Amilton Ferreira e artistas ocupam casarão na Vila Guilherme para transformá-lo em centro cultural

Há dez anos o casarão construído na década de 1920 na praça Oscar Silva, Vila Guilherme, zona norte de São Paulo, ex-escola e ex-repartição pública, estava abandonado. A vontade de muitos na região era restaurar o imóvel, tombado pelo Departamento do Patrimônio Histórico, e transformá-lo em uma casa de cultura. Escoravam-se inclusive em uma promessa da prefeitura. Em vão.

Cansados da lentidão da burocracia e surpreendidos pelo anúncio de um edital de uma parceria público-privada para o uso do imóvel, em meados de 2014 um grupo de aproximadamente 50 artistas decidiu ocupar o casarão. Não aceitavam outra opção a não ser a criação de um centro cultural, totalmente público, sem interferência de interesses privados. Os ocupantes se revezavam na proteção do local e em reuniões sobre os destinos do espaço. A inciativa, ao menos, barrou a ideia da PPP. Por enquanto.

O porta-voz dos artistas é o ator Amilton Ferreira, de 55 anos. Ele resume a certeza do grupo: “Se não fica em cima, nunca sai”. Ou seja, sem a pressão sobre o poder público, o destino do casarão já estaria definido. E provavelmente não seria um centro cultural. Ferreira tem experiência na luta em defesa da arte e da cultura do “lado de lá do rio”, a zona norte, separada do resto da capital pelo fétido e lento Tietê. 

Amilton-Ferreira
"Somos conhecidos pelas escolas de samba, mas o povo quer opções o ano inteiro", diz Ferreira / Wanezza Soares
Agitador cultural, o ator se envolve o quanto pode com os problemas da região. Coordena, entre outras atividades, um mapeamento dos técnicos e artistas espalhados pelos bairros da ZN, do Parque Novo Mundo aos limites de Perus, além de identificar os espaços culturais das imediações. O levantamento busca, antes de tudo, conectar os moradores, divulgar os espetáculos e revelar a quantidade de espaços abandonados, públicos e privados, que poderiam ter outra utilidade além de acumular mato, lixo e poeira. 

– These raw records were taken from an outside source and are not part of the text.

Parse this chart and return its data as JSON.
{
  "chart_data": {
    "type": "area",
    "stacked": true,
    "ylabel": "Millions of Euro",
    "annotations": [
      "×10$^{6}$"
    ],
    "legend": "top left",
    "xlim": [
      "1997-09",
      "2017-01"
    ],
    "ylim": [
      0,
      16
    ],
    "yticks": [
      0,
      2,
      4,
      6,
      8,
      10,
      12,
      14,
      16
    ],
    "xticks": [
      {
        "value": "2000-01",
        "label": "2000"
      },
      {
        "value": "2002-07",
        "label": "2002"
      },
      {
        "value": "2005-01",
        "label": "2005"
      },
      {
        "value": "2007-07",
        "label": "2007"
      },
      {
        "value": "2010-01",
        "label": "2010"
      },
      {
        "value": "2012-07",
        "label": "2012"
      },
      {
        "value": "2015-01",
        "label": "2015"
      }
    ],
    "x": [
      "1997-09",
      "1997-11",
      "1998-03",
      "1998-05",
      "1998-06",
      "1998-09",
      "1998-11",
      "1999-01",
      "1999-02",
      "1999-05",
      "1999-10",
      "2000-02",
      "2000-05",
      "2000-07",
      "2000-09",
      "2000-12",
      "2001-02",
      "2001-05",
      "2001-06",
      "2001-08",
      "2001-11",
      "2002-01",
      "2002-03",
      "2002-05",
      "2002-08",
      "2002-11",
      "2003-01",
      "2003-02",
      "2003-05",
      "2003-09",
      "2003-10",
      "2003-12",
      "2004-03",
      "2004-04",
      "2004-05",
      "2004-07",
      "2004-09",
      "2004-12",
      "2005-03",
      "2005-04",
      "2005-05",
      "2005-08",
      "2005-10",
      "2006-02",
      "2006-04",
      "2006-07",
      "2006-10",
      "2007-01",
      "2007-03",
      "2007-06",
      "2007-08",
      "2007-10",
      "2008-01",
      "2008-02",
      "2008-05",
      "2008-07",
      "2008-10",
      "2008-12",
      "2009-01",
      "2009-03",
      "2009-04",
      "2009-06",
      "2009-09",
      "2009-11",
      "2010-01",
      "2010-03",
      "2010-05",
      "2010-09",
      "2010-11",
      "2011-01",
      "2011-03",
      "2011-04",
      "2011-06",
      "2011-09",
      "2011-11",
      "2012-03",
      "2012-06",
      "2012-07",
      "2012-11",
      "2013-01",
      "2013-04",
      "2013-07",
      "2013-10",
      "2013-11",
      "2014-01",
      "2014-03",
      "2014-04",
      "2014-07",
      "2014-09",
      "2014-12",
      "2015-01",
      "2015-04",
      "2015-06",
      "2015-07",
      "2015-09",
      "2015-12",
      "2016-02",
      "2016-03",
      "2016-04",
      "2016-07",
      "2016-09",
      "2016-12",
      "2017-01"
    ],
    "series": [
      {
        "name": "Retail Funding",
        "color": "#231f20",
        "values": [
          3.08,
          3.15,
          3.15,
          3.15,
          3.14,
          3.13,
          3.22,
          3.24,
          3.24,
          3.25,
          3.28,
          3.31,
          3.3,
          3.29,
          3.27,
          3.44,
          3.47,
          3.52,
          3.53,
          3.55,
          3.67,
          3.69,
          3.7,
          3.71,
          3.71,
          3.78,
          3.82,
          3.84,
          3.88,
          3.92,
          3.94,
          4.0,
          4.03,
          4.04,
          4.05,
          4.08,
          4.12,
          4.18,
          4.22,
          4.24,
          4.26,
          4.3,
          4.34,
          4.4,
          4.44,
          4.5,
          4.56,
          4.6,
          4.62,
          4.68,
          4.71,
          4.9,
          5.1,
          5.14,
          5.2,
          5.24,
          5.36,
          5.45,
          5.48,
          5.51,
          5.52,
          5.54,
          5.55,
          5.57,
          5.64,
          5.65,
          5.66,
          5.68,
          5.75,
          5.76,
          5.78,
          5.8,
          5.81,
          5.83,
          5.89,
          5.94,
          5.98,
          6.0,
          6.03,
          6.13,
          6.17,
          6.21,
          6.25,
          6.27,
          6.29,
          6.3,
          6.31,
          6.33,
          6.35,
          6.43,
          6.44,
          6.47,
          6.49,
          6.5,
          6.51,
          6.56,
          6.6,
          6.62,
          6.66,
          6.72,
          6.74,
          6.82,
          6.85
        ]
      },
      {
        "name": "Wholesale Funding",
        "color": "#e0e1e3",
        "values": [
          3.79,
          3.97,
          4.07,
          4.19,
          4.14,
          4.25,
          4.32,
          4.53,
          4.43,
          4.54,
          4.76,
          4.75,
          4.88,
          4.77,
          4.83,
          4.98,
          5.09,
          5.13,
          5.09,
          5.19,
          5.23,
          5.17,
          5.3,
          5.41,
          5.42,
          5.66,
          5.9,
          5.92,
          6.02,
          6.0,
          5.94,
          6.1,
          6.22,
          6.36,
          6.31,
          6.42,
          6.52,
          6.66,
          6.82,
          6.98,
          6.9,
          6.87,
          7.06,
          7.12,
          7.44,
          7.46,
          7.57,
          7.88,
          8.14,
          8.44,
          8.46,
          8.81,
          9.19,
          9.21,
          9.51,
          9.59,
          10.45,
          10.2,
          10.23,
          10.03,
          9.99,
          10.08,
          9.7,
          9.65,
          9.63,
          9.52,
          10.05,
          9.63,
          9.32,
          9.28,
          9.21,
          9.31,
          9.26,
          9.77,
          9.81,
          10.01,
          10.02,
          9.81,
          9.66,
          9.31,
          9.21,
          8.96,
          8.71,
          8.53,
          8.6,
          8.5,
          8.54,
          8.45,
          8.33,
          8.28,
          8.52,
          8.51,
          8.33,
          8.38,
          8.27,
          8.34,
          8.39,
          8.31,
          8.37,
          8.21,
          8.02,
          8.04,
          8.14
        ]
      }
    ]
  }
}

Não só. Ferreira foi um dos criadores do Agito Cultural Zona Norte, que em um fim de semana de 2014 promoveu mais de 200 atrações pela região. Neste ano, o artista saiu da organização do evento, mas não desistiu da batalha pela cultura. Enquanto planeja outra iniciativa semelhante ao Agito, coordena a frente de cultura da Rede Social Zona Norte, vinculada ao Senac e espaço virtual para mais de 300 interessados em elaborar e implementar projetos na região.

“Tudo o que acontece na ZN cai na minha mão”, garante, sem falsa modéstia. Ele não se conforma em ver tanta gente a transitar pela região por causa do trabalho, especialmente nos centros de exposições como o Anhembi e o Expo Center Norte, mas que se diverte em outras partes.  “Somos conhecidos pela escolas de samba, mas o povo quer opções o ano inteiro.”

Nascido em Lages, Santa Catarina, Ferreira mudou-se  para São Paulo aos 12 anos. Apesar de ter morado por pouco mais de uma década no centro da capital paulista, sempre esteve conectado à zona norte (seus pais escolheram a Vila Maria para morar). Desde 1977, quando estreou no teatro com a peça O Último Carro, sustenta-se como ator, embora também produza programas de televisão.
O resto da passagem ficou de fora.